Menino descia as escadas na rapidez que suas pernas de menino permitiam. Vencia os degraus com cuidado e num ritmo constante, concentrado no que fazia. Como se não quisesse perder a liberdade de não precisar de um adulto seguindo seus passos o tempo todo.

Quando, enfim, concluía sua descida, não economizava sorrisos de júbilo pela vitória conquistada. Ainda tinha idade, pois, para comemorar o término de cada tarefa que se propunha realizar, por mais pequenina e repetitiva que fosse. Não tinha ainda os três primeiros anos completos.

Vivia solto na casa de vários andares. De longe o olhar da mãe. Os espaços, a mobília, empregados. Todos na mesma casa que o menino, que desse modo passava os dias. Solto. Senhor do que o cercava.

Às vezes, aparecia alguém dizendo coisas para o menino:
- Vem cá, menino!
- Sai da terra, menino!
- Não puxa o fio, menino!

Se o menino se machucava, logo aparecia sua mãe. Que sorria. Beijava. Sorria bonito, a mãe.

O menino não tinha medo de ficar solto, porque quando a mãe sorria, ele sorria junto.

Medo ele sentia apenas perto do pai. Do pai sumir de perto.

Era bom o colo de seu pai, mais confortável que da mãe e as outras mulheres que o punham em seus braços.

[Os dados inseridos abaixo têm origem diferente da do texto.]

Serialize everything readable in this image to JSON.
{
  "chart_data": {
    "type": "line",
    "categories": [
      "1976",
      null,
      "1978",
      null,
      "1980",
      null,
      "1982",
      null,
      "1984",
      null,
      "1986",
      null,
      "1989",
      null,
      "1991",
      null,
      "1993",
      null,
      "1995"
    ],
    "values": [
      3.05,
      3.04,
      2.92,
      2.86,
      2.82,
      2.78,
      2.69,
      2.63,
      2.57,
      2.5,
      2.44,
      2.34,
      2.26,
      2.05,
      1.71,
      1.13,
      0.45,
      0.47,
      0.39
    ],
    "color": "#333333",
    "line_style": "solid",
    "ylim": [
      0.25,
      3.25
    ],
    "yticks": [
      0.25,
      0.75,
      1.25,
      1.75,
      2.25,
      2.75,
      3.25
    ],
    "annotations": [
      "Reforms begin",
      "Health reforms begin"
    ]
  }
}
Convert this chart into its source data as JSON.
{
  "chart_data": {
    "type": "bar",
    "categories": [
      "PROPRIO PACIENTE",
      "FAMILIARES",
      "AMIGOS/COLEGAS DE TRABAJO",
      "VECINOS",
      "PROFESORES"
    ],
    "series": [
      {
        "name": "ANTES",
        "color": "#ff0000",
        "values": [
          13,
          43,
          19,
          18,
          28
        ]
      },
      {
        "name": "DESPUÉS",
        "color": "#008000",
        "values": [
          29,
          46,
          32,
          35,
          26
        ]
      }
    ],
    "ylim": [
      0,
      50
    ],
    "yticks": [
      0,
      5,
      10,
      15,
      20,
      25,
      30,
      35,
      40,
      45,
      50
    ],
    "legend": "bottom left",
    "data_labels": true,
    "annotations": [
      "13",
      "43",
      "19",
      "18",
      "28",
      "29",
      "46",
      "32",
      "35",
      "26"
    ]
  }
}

O pai falava coisas, explicava outras, fazia com que o menino risse e sumia. E vinha o medo. O pai saía de novo.

Nessa época o pai viajava sempre. Trabalho. Sempre o medo.

Mas o menino tinha a receita de sumir com aquele medo. Corria pela casa. Ocupava os empregados em sua volta:
- Vem cá, menino!
- Sai da terra, menino!
- Não puxa o fio, menino!

Menino, menino, menino. Isso. Aquilo.

Tomou posse de áreas cada vez maiores da casa.

Desbravou o quintal, que clamou para si em todo seu esplendor de quintal cheio de plantas, insetos, passarinhos.

Falava com os passarinhos. Piu, piu, piu,... Não se interessava pela conversa de plantas e insetos.

Um dia, no alpendre da porta da cozinha, investigava uma mangueira de plástico amarelo e viu sair de casa carregando bolsas a moça que limpava a casa, o quarto do menino.

De dentro da cozinha ouviu os empregados dizendo que foi certo o feito. Gostava demais da moça o pai do menino.

Depois do dia em que ela foi embora, o pai do menino começou a sair menos. Viajar menos. Ficava mais em casa. Mais perto do menino. A mãe ficou sem sorrir.

O menino ficou com saudade do riso da mãe.

O pai ficou sem graça sem o riso da mãe.

Às vezes aparece alguém perguntando:
- Cadê o menino?
- Cadê o menino?

O menino longe. No quintal. Com os passarinhos.